The purpose of clinical simulation healthcare is not to mirror reality. The primary objective of the most commonly used simulation is to improve the performance of humans as it relates to caring for patients within the context of healthcare. Too many times we get lost in toiling over the details of trying to re-create a scenario as realistic as possible. This often leads to what I describe as invisible barriers to simulation insofar as design, perceived resource limitations, or operational realities limit the bandwidth that the simulation program is able to accomplish. It’s important to remember that the primary objective is not to simulate, but to educate. (Certain exceptions may apply to research projects, and human factors design elements, or other factors studying mimicking existing process flow etc.)
When we run a simulation we are not trying to convince the participant that it is real (because if they did think it was real they would likely be a little crazy J). What we need to do is create an environment that helps the participant feel as if there is some realistic comparison to the simulation to what they do when they are actually caring for patients. We need to enter into what is frequently referred to as a fictional contract or psychological contract that allows the participants to drop into their role as a normal care provider knowing that the simulation is artificial, but has value to their learning and their future practice.
Many, many decisions go into the design of simulation. Often times the specifics of the learning objectives and outcomes do not receive as much attention in the design phase as some of the other elements to try to create “perfect fidelity”. In doing so we often unnecessarily add to the complexity of the scenario that may increase the setup time, the cleanup time, expose the scenario to the potential of technical failure. Further, we can actually confuse the participant as during the scenario they are constantly trying to assess what they are supposed to be interpreting as “real” versus that which is simulated.
So the next time you’re designing a scenario start with learning objectives, outcome objectives, and then answer the question, “what do I really need to provide to allow the potential participant, or participants” a general feeling of realistic sensation that will allow them to participate in a meaningful way.
6 responses to “Purpose of Simulation Isn’t to Mirror Reality”
Hmmm, will have to think more on the comments, but my first inclination is to agree…to a point. The purpose of education (to me) is to engender a change in the knowledge and/or behavior of the individual who is learning. As such, there is a great deal that can be done via the ‘mirroring’ of reality that will help to create those changes. For instance, the use of smells has been shown to create a lasting impact and improved memory of that which has been learned. So I suppose there is a balance in there somewhere. Certainly, just mirroring reality is not sufficient though. Loving how this is making me think!
True Andrew. Great thought provoking, somewhat freeing conversation. We have swung over to the side of time consuming preparation to “mirroring” reality and collegial criticism of how many details are needed for “good” simulation. We don’t want “mirroring reality” to prohibit providing simulation, while ensuring enough reproducible fidelity to ensure objectives are met.
I agree for immersion it is vital to reproduce the objective and subjective cues to immerse students and long-term learning. So yes, balance is the key.
I would have to disagree in that true higher level simulation allows the scenario to draw in the human factors that lead to critical failures. For a low level simulation that teaches tasks, you are correct. For high level simulation that challenges the student to perform those tasks without risking actual patient health, one has to challenge them in as real as situation as practicable, meaning you include smells, sounds, alarms and even temperature extremes. For example, a paramedic needs to be assessed on IV insertion before they can be allowed to practice in the real world. Apply a tourniquet, open the package, swab the area and insert the IV. Now do it at a simulated crash site where the patient is screaming and worried about their child, the family is frantic and over your shoulder, you are on the road surface. Those are the factors that can lead to critical failures. Using high level simulation, one has the ability to compress time and expose the students to those rare but necessary skills required for the job.

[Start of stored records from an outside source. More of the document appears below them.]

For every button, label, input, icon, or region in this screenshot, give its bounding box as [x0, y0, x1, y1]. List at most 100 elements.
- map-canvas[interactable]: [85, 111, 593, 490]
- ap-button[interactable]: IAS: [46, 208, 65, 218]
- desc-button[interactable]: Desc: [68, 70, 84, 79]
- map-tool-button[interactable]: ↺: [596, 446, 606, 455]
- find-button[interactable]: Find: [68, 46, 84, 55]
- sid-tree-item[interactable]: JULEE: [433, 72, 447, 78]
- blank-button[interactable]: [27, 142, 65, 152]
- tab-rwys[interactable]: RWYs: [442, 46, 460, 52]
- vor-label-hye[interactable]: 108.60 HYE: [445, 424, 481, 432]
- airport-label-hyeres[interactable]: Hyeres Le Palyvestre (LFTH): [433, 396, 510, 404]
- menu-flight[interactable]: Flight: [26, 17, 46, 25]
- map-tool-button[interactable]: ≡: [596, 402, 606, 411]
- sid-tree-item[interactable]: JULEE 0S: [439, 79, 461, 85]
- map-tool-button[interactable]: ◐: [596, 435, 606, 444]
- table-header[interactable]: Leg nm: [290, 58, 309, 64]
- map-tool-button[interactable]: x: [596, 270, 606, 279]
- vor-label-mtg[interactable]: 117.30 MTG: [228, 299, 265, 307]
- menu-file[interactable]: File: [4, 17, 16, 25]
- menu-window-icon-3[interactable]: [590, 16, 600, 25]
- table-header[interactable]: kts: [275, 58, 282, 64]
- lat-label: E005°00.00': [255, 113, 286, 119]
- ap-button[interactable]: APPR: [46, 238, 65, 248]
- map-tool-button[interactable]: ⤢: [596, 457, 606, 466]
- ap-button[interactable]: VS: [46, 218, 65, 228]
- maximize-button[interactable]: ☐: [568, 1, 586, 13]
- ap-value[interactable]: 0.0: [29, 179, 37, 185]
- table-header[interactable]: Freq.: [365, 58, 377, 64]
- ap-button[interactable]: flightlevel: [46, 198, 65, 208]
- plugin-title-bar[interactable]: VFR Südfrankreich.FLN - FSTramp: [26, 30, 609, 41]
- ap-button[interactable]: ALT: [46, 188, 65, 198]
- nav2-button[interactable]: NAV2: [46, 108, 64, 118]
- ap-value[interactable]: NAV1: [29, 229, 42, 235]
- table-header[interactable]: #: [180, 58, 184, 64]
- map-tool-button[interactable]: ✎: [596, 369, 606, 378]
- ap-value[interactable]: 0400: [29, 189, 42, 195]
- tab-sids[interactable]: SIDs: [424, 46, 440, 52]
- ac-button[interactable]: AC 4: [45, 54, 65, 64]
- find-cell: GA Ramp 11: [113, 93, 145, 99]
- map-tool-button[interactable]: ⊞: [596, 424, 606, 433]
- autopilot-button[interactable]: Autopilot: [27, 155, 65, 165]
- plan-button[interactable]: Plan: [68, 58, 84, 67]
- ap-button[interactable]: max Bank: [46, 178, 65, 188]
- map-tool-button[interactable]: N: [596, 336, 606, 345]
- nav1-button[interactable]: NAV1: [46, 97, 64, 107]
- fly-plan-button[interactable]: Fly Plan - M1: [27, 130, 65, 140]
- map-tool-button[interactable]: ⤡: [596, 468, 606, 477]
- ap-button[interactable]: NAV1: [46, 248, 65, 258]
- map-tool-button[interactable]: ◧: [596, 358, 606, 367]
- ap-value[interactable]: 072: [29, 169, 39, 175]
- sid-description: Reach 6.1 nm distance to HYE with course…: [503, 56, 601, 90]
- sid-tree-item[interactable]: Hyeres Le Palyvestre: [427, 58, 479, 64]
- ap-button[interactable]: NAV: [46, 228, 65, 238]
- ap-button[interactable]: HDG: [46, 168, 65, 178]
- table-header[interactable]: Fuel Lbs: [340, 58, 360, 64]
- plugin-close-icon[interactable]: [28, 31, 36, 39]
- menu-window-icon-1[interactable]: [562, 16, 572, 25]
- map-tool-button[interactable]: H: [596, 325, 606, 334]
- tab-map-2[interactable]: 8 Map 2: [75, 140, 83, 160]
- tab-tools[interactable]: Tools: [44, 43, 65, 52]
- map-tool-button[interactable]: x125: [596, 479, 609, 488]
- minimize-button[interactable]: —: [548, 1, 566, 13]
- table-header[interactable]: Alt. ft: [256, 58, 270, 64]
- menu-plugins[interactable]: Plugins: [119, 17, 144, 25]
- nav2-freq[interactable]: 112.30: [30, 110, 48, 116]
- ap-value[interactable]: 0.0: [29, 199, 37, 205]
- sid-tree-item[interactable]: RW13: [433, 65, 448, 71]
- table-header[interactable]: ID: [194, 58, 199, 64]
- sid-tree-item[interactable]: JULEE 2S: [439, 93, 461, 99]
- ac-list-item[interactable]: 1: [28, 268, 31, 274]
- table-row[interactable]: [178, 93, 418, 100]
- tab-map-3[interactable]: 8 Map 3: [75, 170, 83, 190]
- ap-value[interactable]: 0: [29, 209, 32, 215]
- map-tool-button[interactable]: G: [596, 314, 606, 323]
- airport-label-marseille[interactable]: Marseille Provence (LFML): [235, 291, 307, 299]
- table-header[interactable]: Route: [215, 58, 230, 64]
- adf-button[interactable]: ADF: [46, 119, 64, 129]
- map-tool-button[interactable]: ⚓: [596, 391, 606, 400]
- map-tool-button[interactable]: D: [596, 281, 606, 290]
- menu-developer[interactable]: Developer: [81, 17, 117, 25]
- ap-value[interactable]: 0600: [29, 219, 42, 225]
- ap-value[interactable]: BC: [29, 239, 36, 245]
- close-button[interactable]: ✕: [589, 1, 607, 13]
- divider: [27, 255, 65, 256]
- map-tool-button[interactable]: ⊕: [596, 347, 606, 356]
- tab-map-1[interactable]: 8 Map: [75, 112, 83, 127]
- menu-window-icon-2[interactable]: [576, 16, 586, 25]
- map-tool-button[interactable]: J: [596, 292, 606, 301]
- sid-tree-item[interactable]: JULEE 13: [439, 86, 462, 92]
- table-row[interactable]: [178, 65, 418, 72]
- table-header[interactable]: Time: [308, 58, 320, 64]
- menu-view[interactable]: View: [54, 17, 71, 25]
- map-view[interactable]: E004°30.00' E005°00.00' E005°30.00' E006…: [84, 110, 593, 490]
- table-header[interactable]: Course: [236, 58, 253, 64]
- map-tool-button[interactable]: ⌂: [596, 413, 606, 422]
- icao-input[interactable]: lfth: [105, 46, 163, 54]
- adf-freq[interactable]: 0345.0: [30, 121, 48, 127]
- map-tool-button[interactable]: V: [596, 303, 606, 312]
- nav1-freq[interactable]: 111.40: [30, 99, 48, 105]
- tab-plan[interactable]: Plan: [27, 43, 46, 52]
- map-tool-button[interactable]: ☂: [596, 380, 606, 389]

I can only agree to a point in that I agree with Edward, there is a fine line between too much detail and not enough detail to get buy in. Buy in is what helps get providers to act as they would so these human errors or misunderstandings can be addressed.
I agree with some aspects of the comments in sofar as if “we want to assess paramedics ability to start an IV in the dark, we need to turn out the lights….”. We must always focus on the learning objectives of a given encounter. My point is broader and seeks to cause provactive thought into the desgin to avoid trying to carry the reality quotent to unecessary levels which can become a dowstream impediment to the success and proliferation of simulation.
Absolutely agree – it is all about the learning objective. They should guide the entire simulated clinical experience and determine how many cues are needed.